Namun kini ia juga punya pilihan kedua, yaitu alkimia, di mana beberapa pil khusus dapat menyembuhkan sebagian besar penyakit.

Untuk saat ini, dia masih membawa Mutiara bersamanya, yang masih dapat memperpanjang umurnya.

Dia berencana memberi Paman Bai waktu sehari agar kakinya cepat pulih, lalu memberikannya kepada Bibi Yao untuk menyelamatkan nyawanya.

“Kamu juga bisa melakukan pijat atau semacamnya?”

“Tidak, dengan instrumen. Ngomong-ngomong, mengapa kamu tidak pergi ke sisi Guru Guan?”

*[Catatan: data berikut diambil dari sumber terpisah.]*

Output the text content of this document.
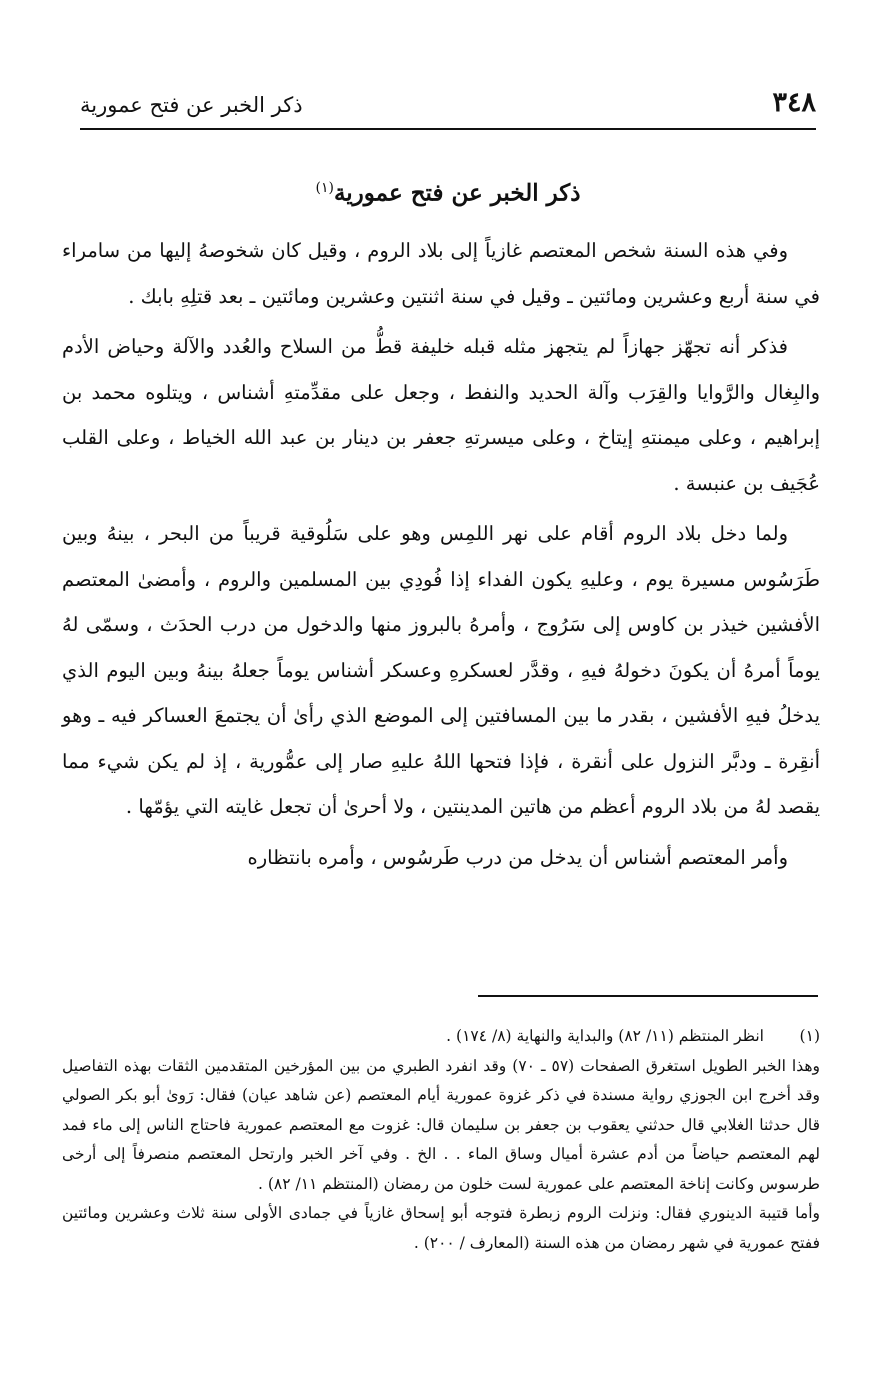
٣٤٨
ذكر الخبر عن فتح عمورية
ذكر الخبر عن فتح عمورية$^{(١)}$

وفي هذه السنة شخص المعتصم غازياً إلى بلاد الروم ، وقيل كان شخوصهُ إليها من سامراء في سنة أربع وعشرين ومائتين ـ وقيل في سنة اثنتين وعشرين ومائتين ـ بعد قتلِهِ بابك .

فذكر أنه تجهّز جهازاً لم يتجهز مثله قبله خليفة قطُّ من السلاح والعُدد والآلة وحياض الأدم والبِغال والرَّوايا والقِرَب وآلة الحديد والنفط ، وجعل على مقدِّمتهِ أشناس ، ويتلوه محمد بن إبراهيم ، وعلى ميمنتهِ إيتاخ ، وعلى ميسرتهِ جعفر بن دينار بن عبد الله الخياط ، وعلى القلب عُجَيف بن عنبسة .

ولما دخل بلاد الروم أقام على نهر اللمِس وهو على سَلُوقية قريباً من البحر ، بينهُ وبين طَرَسُوس مسيرة يوم ، وعليهِ يكون الفداء إذا فُودِي بين المسلمين والروم ، وأمضىٰ المعتصم الأفشين خيذر بن كاوس إلى سَرُوج ، وأمرهُ بالبروز منها والدخول من درب الحدَث ، وسمّى لهُ يوماً أمرهُ أن يكونَ دخولهُ فيهِ ، وقدَّر لعسكرهِ وعسكر أشناس يوماً جعلهُ بينهُ وبين اليوم الذي يدخلُ فيهِ الأفشين ، بقدر ما بين المسافتين إلى الموضع الذي رأىٰ أن يجتمعَ العساكر فيه ـ وهو أنقِرة ـ ودبَّر النزول على أنقرة ، فإذا فتحها اللهُ عليهِ صار إلى عمُّورية ، إذ لم يكن شيء مما يقصد لهُ من بلاد الروم أعظم من هاتين المدينتين ، ولا أحرىٰ أن تجعل غايته التي يؤمّها .

وأمر المعتصم أشناس أن يدخل من درب طَرسُوس ، وأمره بانتظاره

(١)
انظر المنتظم (١١/ ٨٢) والبداية والنهاية (٨/ ١٧٤) .

وهذا الخبر الطويل استغرق الصفحات (٥٧ ـ ٧٠) وقد انفرد الطبري من بين المؤرخين المتقدمين الثقات بهذه التفاصيل وقد أخرج ابن الجوزي رواية مسندة في ذكر غزوة عمورية أيام المعتصم (عن شاهد عيان) فقال: رَوىٰ أبو بكر الصولي قال حدثنا الغلابي قال حدثني يعقوب بن جعفر بن سليمان قال: غزوت مع المعتصم عمورية فاحتاج الناس إلى ماء فمد لهم المعتصم حياضاً من أدم عشرة أميال وساق الماء . . الخ . وفي آخر الخبر وارتحل المعتصم منصرفاً إلى أرخى طرسوس وكانت إناخة المعتصم على عمورية لست خلون من رمضان (المنتظم ١١/ ٨٢) .

وأما قتيبة الدينوري فقال: ونزلت الروم زبطرة فتوجه أبو إسحاق غازياً في جمادى الأولى سنة ثلاث وعشرين ومائتين ففتح عمورية في شهر رمضان من هذه السنة (المعارف / ٢٠٠) .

“Ji Yun dan kamu sedang berkompetisi, tentu saja aku harus datang, dan omong-omong, menyelidiki apakah ada burung cinta kecil di sekolah.”

Chu Qingchan terus mengatakan hal-hal aneh dengan serius, dan Xu Lin tidak mau menanggapi, malah duduk di bangku terdekat.

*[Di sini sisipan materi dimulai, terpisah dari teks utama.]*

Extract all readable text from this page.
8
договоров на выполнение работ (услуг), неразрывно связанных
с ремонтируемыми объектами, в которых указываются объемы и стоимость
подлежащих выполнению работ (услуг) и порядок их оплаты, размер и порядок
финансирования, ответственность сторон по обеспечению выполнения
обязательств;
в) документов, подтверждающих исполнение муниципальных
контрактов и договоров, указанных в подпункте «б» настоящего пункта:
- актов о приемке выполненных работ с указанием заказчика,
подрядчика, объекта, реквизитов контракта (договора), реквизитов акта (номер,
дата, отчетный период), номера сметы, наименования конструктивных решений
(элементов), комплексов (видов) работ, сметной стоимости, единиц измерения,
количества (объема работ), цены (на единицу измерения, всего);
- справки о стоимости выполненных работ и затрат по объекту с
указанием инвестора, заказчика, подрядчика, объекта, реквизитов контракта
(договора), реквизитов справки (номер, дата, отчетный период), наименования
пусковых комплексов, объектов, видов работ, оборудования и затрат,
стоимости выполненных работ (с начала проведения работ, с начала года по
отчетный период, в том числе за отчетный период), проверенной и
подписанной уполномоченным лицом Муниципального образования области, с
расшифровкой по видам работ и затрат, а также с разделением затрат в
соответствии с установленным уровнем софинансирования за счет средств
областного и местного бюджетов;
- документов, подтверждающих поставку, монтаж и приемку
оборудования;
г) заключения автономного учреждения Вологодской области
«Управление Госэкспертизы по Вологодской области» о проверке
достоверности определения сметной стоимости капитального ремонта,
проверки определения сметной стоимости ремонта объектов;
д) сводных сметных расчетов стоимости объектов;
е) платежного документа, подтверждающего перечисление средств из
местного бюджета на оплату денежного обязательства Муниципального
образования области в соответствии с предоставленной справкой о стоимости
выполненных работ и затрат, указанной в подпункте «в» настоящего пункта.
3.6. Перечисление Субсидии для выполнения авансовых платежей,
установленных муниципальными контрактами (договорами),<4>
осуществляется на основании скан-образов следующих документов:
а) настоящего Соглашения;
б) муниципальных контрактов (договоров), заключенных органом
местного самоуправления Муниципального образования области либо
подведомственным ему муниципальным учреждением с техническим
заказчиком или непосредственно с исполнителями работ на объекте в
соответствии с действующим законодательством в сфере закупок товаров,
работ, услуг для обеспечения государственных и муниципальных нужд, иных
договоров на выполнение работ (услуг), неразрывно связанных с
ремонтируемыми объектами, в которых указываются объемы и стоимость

Tetapi begitu dia duduk dan melihat Qin Yunhe berbicara dengan beberapa petugas polisi tidak jauh darinya, dia juga menyadari bahwa benar-benar ada burung cinta kecilnya di sekolah.

Memikirkan hal ini, dia tidak dapat menahan diri untuk mulai merangkum situasi saat ini.

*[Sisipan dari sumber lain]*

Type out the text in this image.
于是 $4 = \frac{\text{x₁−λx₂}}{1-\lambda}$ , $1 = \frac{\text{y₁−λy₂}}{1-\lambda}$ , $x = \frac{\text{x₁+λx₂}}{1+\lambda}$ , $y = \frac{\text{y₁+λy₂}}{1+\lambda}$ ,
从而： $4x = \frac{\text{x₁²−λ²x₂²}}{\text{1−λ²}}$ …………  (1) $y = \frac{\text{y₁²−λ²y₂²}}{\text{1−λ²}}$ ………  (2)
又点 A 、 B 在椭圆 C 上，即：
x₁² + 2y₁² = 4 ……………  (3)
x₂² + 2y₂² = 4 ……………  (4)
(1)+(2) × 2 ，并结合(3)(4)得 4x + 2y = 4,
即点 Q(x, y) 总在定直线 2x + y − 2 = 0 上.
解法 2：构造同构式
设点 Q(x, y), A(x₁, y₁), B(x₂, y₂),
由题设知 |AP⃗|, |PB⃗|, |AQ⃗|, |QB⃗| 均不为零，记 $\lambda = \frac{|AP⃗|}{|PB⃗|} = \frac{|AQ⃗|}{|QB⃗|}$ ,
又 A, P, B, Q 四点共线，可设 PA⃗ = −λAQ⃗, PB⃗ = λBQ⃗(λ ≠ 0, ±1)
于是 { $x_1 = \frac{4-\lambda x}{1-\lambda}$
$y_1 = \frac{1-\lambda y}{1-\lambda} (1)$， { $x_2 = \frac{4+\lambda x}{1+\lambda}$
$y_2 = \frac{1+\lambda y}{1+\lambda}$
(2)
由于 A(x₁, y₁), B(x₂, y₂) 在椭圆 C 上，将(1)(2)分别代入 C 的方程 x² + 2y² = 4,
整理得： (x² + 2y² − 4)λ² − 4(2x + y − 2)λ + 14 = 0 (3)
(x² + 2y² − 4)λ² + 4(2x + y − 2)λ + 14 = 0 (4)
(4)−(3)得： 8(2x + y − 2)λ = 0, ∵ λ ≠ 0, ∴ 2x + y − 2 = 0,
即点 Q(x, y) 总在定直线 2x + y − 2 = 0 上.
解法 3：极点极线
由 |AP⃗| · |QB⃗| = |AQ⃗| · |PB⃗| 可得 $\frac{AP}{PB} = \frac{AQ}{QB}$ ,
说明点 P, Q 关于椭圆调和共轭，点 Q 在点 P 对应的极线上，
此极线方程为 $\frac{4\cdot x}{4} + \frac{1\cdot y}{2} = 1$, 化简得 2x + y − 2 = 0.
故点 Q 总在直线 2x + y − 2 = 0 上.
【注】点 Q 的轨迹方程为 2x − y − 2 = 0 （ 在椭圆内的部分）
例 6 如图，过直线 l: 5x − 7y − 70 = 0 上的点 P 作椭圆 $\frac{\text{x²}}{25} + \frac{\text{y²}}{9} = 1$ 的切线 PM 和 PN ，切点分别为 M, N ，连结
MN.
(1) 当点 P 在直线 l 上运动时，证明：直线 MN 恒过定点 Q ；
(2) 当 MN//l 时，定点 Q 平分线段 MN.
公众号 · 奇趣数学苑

Menurut sistem zodiak Cina, sekarang di sekolah tersebut, ada saudara perempuan Chu, Ji Yun, dan Bai Xiaoxiao, serta Guru Su dan Qin Yunhe.

Nanti, Nona Ye akan datang, jadi totalnya ada 7 orang. Saat ini, dia telah mengikat 8 orang, kecuali Liu Qinnuan yang belum datang.

Namun dia tidak grogi karena sebagian orang belum banyak bicara, sebagian lagi bahkan belum pernah bertemu satu sama lain.

Untuk saat ini, Chu Fengyi, Chu Qingchan, dan Ji Yun memiliki hubungan yang baik, terutama Superstar Chu dan Ji Yun, yang seperti saudara perempuan.

Guru Su dan Qin Yunhe adalah sahabat, Bai Xiaoxiao memiliki hubungan baik dengan Ji Yun.

Meskipun Nona Ye telah bertemu dengan Chu Fengyi dan Superstar Chu, hubungan mereka tidak begitu baik. Terutama karena Nona Ye memiliki sikap yang galak, tetapi dia masih memiliki kesan yang baik terhadap Ji Yun.

Kalau dipikir-pikir, Ji Yun-ku memang hebat sekali!

Faktanya, lebih sulit bagi seorang gadis untuk membuat gadis lain menyukainya daripada bagi seorang pria untuk menyukai seorang gadis cantik.

Terlebih lagi, mengingat masing-masing dari mereka sangat cantik, para gadis memiliki lebih banyak hal untuk dipertimbangkan di antara mereka sendiri. Berbeda dengan para pria yang bisa menjadi teman hanya dengan makan atau bermain basket.

Namun, meskipun begitu, dia tidak bisa memaksa Ji Yun untuk membantunya menarik perhatian wanita. Selain itu, itu mungkin akan membuatnya tidak senang dan menyakiti perasaannya.

Bahkan jika Ji Yun setuju, ketertarikannya itu alami dan tulus. Jika dia memaksakan diri untuk berinteraksi demi komunikasi, itu bisa menjadi bumerang.

Jadi dia tidak memaksa. Namun untuk saat ini, yang paling dibutuhkan adalah agar semua orang dapat berinteraksi dalam lingkungan yang aman. Mungkin dia harus sedikit lebih berani?